Mildew can attack either the leaves, the berries, or both, but its impact can be considerably softened by careful work.
The most common signs that I see when looking at vineyards over the past few weeks have been unevenly sized bunches, with certain grapes totally dried out, and others healthy.
‘It’s certainly been a complicated growing season to follow,’ says consultant Thomas Duclos of Oenoteam. ‘Yields are up or down depending on location, and on work done by the châteaux at each stage of the growing season, taking care to remove unwanted shoots and so on.
‘It is making it difficult to estimate overall crop size. The potential crop was extremely generous at bud break, but has been revised down since.’
Laurent Bernos, from the Gironde Chamber of Agriculture, says he has never seen mildew so widespread, in that it has affected almost all appellations. But he believes that the overall losses should be no more than 10% to 20% of normal yield, as long as the mildew has been managed carefully.
And yet with all this, as harvest gets into full swing this week, you can feel confidence beginning to rise.
The first white grapes came in at Tronquoy-Lalande in St-Estèphe on 22 August, and we are nearly at the end of the white grape harvest across the whole region.
According to Duclos, there has been 10 hours of sunshine every day for the past month, which is giving a quiet confidence to the winemakers as they see sugar levels rise, and skins amass the looked-for colour and texture.
August was so dry that water stress was clear in young vines and gravelly plots, but two bursts of rainfall of 15mm apiece in early September have helped unblock the ripening.
At the same time there’s been nothing so devastating to cope with as the frost of 2017, and although the ferocious hail storm at the end of May affected 7,000ha of vines, mainly in southern Médoc, Bourg and Blaye, more than 90% of the Bordeaux vineyard escaped.
At Prieuré Lichine, where they lost 100% of their white crop last year due to frost, technical director Etienne Charrier is feeling confident about the quality of the white grapes that have come into the cellar. ‘Great aromatics in the juice so far, and beautiful balance overall’.

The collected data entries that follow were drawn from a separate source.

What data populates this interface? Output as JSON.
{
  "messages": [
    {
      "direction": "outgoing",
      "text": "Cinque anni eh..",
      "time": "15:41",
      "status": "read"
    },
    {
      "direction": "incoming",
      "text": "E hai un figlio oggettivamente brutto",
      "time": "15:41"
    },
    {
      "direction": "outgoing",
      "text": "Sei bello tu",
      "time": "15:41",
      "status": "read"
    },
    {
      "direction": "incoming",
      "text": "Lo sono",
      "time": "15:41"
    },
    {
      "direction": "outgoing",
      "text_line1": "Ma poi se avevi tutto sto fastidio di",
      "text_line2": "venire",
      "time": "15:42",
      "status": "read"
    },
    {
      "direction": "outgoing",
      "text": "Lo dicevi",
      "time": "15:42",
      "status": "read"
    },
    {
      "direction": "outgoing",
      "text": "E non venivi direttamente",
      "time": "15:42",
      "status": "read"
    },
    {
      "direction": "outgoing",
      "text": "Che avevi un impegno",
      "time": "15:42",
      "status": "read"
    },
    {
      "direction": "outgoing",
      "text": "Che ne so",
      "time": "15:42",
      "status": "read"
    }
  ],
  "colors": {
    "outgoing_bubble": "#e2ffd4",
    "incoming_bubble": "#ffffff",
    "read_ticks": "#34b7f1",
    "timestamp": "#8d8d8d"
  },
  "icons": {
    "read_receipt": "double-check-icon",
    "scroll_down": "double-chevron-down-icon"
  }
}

In Pauillac they would ideally like another three to four weeks of dry weather for the Cabernet Sauvignon to fully ripen, according to Claire Villars Lurton at Haut-Bages Libérale, but the vast majority of Merlot is well underway – at Petrus over in Pomerol, at Canon and Troplong Mondot in Saint Emilion, at Mouton up in Pauillac, and at Prieuré Lichine and Rauzan Gassies in Margaux.

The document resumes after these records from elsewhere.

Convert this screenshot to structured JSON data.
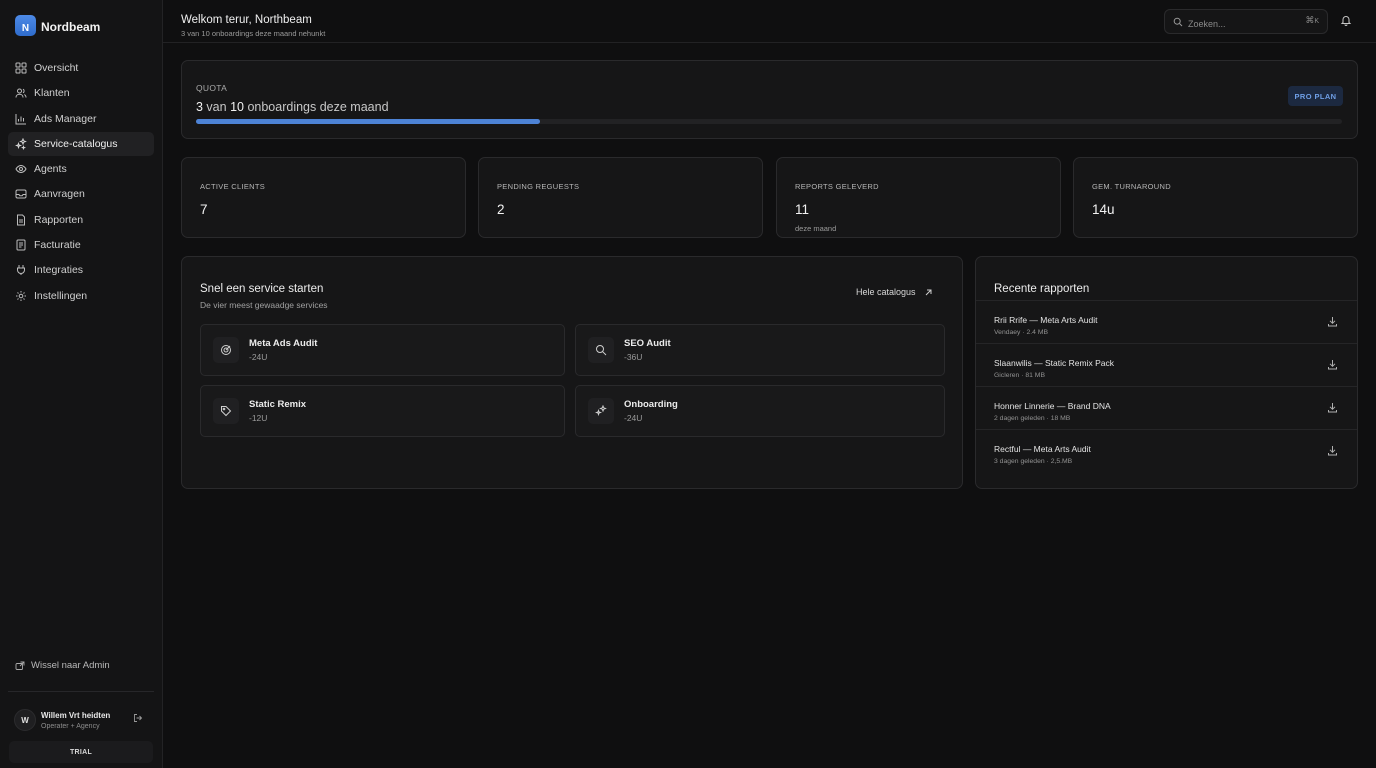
{
  "brand": {
    "logo_letter": "N",
    "name": "Nordbeam"
  },
  "sidebar": {
    "items": [
      {
        "label": "Oversicht",
        "icon": "grid-icon"
      },
      {
        "label": "Klanten",
        "icon": "users-icon"
      },
      {
        "label": "Ads Manager",
        "icon": "bar-chart-icon"
      },
      {
        "label": "Service-catalogus",
        "icon": "sparkles-icon",
        "active": true
      },
      {
        "label": "Agents",
        "icon": "eye-icon"
      },
      {
        "label": "Aanvragen",
        "icon": "inbox-icon"
      },
      {
        "label": "Rapporten",
        "icon": "file-icon"
      },
      {
        "label": "Facturatie",
        "icon": "receipt-icon"
      },
      {
        "label": "Integraties",
        "icon": "plug-icon"
      },
      {
        "label": "Instellingen",
        "icon": "gear-icon"
      }
    ],
    "switch_admin": "Wissel naar Admin",
    "user": {
      "initial": "W",
      "name": "Willem Vrt heidten",
      "role": "Operater + Agency"
    },
    "trial": "TRIAL"
  },
  "header": {
    "title": "Welkom terur, Northbeam",
    "subtitle": "3 van 10 onboardings deze maand nehunkt",
    "search_placeholder": "Zoeken...",
    "shortcut_cmd": "⌘",
    "shortcut_key": "K"
  },
  "quota": {
    "label": "QUOTA",
    "used": "3",
    "middle": " van ",
    "total": "10",
    "suffix": " onboardings deze maand",
    "progress_fraction": 0.3,
    "plan_badge": "PRO PLAN"
  },
  "stats": [
    {
      "label": "ACTIVE CLIENTS",
      "value": "7",
      "sub": ""
    },
    {
      "label": "PENDING REGUESTS",
      "value": "2",
      "sub": ""
    },
    {
      "label": "REPORTS GELEVERD",
      "value": "11",
      "sub": "deze maand"
    },
    {
      "label": "GEM. TURNAROUND",
      "value": "14u",
      "sub": ""
    }
  ],
  "quick": {
    "title": "Snel een service starten",
    "subtitle": "De vier meest gewaadge services",
    "catalog_link": "Hele catalogus",
    "services": [
      {
        "name": "Meta Ads Audit",
        "time": "-24U",
        "icon": "target-icon"
      },
      {
        "name": "SEO Audit",
        "time": "-36U",
        "icon": "search-icon"
      },
      {
        "name": "Static Remix",
        "time": "-12U",
        "icon": "tag-icon"
      },
      {
        "name": "Onboarding",
        "time": "-24U",
        "icon": "sparkles-icon"
      }
    ]
  },
  "reports": {
    "title": "Recente rapporten",
    "items": [
      {
        "name": "Rrii Rrife — Meta Arts Audit",
        "meta": "Vendaey · 2.4 MB"
      },
      {
        "name": "Slaanwilis — Static Remix Pack",
        "meta": "Gicleren · 81 MB"
      },
      {
        "name": "Honner Linnerie — Brand DNA",
        "meta": "2 dagen geleden · 18 MB"
      },
      {
        "name": "Rectful — Meta Arts Audit",
        "meta": "3 dagen geleden · 2,5.MB"
      }
    ]
  },
  "colors": {
    "accent": "#4d83d6",
    "badge_bg": "#1c2940",
    "badge_text": "#6f9fe6"
  }
}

The regular ripeness tests carried out by the Chamber of Agriculture found at the end of last week that all their Merlot test plots are now showing ripeness of pips as well as fruit, with grilled and hazelnut notes on tasting, although the Cabernets remain slightly astringent. The long range forecast for the weather is good. All of which, you’ll be relieved to hear, means that the Bordelais are starting to dare to join in with the rest of France with their quality proclamations…

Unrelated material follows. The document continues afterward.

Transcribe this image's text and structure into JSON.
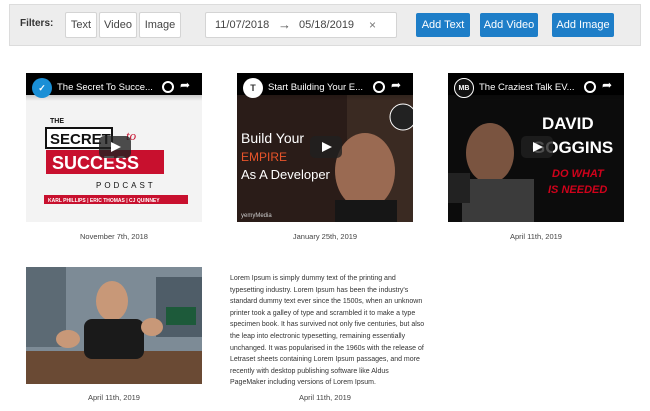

‘The end of season has seen high but not scorching temperatures that promise excellent levels of ripeness,’ says the Oenoteam official assessment this week. ‘The recent rain showers together with cool night-time temperatures have brought about aromatic and polyphenolic synthesis both in terms of quantity and quality. These features are commonly found in great hallmark Bordeaux vintages, such as the 1990 and even the 2010’.